If everyone uses a different product, how do you know what’s actually being tested?
When participants source their own products, brand and formulation differences become part of the noise in the dataset. For studies where this matters most, we can either provide standardized products or recommend specific brands.
Are the people who would join representative?
Participants are self-selected, typically because they’re already interested in trying the intervention. This means that our results most accurately describe what happens to motivated self-experimenters, the same population who would benefit most from this evidence.
Example: A Structured Self-Research Study of BPC-157 for Pain Reduction
BPC-157 is not a “supplement” per se, but it’s the hot new biohack on the block, and it’s lacking solid evidence. Anecdotal reports of its effects on injury recovery and chronic pain are widespread on biohacker forums and podcasts, but published trials in humans are minimal.3
Users source it from gray-market peptide vendors, dose themselves based on internet protocols, and rely on personal impression to assess whether it’s working. This is exactly the situation for structured self-research: high participant motivation, no existing infrastructure for evidence generation, and people already experimenting in uncoordinated ways.
Population: Adults experiencing persistent musculoskeletal pain who are independently considering or already using BPC-157. Recruitment through biohacker and peptide-user communities.
Intervention: Participants self-source and self-administer BPC-157 according to a standardized protocol (dose, route, timing). Because the study is not providing the substance, the protocol specifies what participants should do if they choose to participate, rather than assigning treatment.
Phases:
Baseline (2 weeks): Daily check-ins establish each participant’s typical pain level and variability before any intervention.
Intervention (4 weeks): Participants begin BPC-157 according to the protocol. Daily check-ins continue.
Post (2 weeks): Participants stop the protocol but continue daily check-ins, allowing observation of whether effects persist or reverse.
Outcome measure: Subjective pain. Three short daily questions (“pain level right now,” “how much pain limited you today,” “how bothered you were by pain today”) averaged to reduce daily noise.
Participant Benefits: A personal report comparing their three phases, including average pain level, variability, and trajectory. Once the cohort is large enough, comparison to other participants with similar baseline pain levels and similar protocols.

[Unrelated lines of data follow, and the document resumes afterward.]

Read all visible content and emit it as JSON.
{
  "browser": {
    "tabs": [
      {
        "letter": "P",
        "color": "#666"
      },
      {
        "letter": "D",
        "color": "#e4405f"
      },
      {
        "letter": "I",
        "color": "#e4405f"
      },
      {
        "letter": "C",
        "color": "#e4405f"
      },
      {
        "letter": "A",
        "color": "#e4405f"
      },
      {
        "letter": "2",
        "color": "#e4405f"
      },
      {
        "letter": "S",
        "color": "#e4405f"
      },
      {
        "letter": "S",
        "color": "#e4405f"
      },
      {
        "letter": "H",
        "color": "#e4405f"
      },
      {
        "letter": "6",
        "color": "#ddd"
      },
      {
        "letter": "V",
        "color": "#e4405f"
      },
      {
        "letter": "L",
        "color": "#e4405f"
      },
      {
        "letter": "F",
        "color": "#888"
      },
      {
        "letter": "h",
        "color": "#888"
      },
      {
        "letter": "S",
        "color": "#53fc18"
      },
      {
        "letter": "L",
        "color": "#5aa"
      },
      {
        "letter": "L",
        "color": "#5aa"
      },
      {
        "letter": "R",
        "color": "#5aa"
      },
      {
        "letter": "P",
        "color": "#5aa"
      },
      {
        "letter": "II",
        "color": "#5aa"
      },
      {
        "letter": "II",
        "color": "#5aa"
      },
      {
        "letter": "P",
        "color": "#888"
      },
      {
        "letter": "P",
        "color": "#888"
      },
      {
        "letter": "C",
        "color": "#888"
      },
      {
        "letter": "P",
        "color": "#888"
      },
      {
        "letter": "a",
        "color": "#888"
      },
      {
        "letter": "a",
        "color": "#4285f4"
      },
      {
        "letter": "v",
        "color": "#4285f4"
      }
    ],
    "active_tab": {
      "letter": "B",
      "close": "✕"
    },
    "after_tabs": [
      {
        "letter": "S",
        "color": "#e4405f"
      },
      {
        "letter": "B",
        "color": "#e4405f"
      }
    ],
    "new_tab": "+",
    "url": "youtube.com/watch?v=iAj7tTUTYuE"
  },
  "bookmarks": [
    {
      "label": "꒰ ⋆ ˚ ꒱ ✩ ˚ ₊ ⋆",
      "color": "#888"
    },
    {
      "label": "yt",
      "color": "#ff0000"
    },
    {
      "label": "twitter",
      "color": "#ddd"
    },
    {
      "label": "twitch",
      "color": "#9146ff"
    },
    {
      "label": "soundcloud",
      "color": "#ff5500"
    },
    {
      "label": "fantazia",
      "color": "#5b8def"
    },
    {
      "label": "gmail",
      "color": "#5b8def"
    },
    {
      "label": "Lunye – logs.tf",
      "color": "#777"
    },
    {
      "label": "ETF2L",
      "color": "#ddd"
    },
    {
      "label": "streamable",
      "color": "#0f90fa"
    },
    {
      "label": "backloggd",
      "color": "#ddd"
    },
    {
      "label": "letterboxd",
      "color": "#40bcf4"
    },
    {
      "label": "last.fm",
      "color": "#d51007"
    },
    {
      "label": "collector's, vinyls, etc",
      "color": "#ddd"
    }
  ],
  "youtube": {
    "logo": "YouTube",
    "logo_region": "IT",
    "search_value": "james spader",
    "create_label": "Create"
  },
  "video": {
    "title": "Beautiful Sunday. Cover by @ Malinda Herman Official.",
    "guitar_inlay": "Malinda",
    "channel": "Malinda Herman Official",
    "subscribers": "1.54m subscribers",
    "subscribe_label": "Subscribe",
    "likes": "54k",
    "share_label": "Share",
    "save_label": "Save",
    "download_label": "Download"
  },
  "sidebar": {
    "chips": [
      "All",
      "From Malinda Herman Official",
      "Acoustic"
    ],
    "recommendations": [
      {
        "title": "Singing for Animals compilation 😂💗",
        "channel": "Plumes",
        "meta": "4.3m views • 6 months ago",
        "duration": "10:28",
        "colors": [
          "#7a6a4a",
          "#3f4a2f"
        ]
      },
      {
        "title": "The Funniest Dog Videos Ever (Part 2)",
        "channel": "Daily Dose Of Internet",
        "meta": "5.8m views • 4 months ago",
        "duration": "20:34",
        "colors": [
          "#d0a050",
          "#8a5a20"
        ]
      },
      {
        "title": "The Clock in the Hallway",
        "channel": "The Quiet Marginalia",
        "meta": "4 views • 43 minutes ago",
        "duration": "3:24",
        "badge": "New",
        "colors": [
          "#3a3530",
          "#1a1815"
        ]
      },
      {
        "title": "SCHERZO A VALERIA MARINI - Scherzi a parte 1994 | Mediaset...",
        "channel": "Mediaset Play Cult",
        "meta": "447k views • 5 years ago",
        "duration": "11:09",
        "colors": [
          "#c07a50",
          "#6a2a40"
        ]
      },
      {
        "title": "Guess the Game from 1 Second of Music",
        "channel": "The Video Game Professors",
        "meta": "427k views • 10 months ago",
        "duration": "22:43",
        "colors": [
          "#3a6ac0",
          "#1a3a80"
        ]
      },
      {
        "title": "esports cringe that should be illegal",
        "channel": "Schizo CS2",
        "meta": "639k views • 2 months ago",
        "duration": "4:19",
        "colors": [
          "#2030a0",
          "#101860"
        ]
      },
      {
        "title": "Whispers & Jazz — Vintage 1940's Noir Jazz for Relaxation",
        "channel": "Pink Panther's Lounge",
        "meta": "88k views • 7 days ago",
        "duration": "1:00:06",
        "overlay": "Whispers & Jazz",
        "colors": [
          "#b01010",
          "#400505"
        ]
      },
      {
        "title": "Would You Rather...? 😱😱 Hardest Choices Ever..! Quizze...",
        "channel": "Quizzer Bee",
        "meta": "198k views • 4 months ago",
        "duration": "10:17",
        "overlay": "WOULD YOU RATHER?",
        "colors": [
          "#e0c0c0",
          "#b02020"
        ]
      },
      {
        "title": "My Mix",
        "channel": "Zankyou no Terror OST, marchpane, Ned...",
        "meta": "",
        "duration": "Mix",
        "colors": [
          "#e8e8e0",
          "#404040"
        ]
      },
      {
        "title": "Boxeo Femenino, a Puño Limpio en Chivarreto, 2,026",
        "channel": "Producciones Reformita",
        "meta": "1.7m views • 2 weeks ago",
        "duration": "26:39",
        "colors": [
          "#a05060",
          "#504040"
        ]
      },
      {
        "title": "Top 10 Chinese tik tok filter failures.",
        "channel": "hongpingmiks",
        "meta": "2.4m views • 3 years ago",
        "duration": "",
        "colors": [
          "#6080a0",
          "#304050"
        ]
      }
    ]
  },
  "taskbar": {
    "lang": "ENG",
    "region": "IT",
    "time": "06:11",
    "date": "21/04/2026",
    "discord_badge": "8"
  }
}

Research Contributions: First-pass evidence on whether BPC-157 leads to subjective pain reduction with quantified, daily-resolution data.
Limitations: Participants self-select, source their own product, and are not blinded. The study cannot establish that BPC-157 caused observed changes, only whether changes were observed and how they were distributed across participants.
Conclusion
Structured self-research is not a replacement for randomized controlled trials. It occupies an underserved spot in the methodological landscape, using borrowed and well-understood methodologies and focusing on a worthwhile participant experience.
Structured self-research formalizes what people already do and provides tools to make it easier to generate quantified evidence.
If this resonates and you’d like to contribute to developing this methodology, please get in touch.
email: info@cosimoresearch.com
Grant, Azure and Gary Wolf. “Design and Implementation of Participant-Led Research in the Quantified Self Community.” Quantified Self. https://quantifiedself.com/white-paper-design-and-implementation-of-participant-led-research/.
There have been only three pilot human trials of BPC-157, with less than 16 patients each, in 2021, 2024, and 2025. All three studies are authored by Dr. Edwin Lee, a certified medical doctor and author of the book "The Fountain of Youth with Peptides." McGuire et al, 2025 provides a thorough review of the current evidence on BPC-157.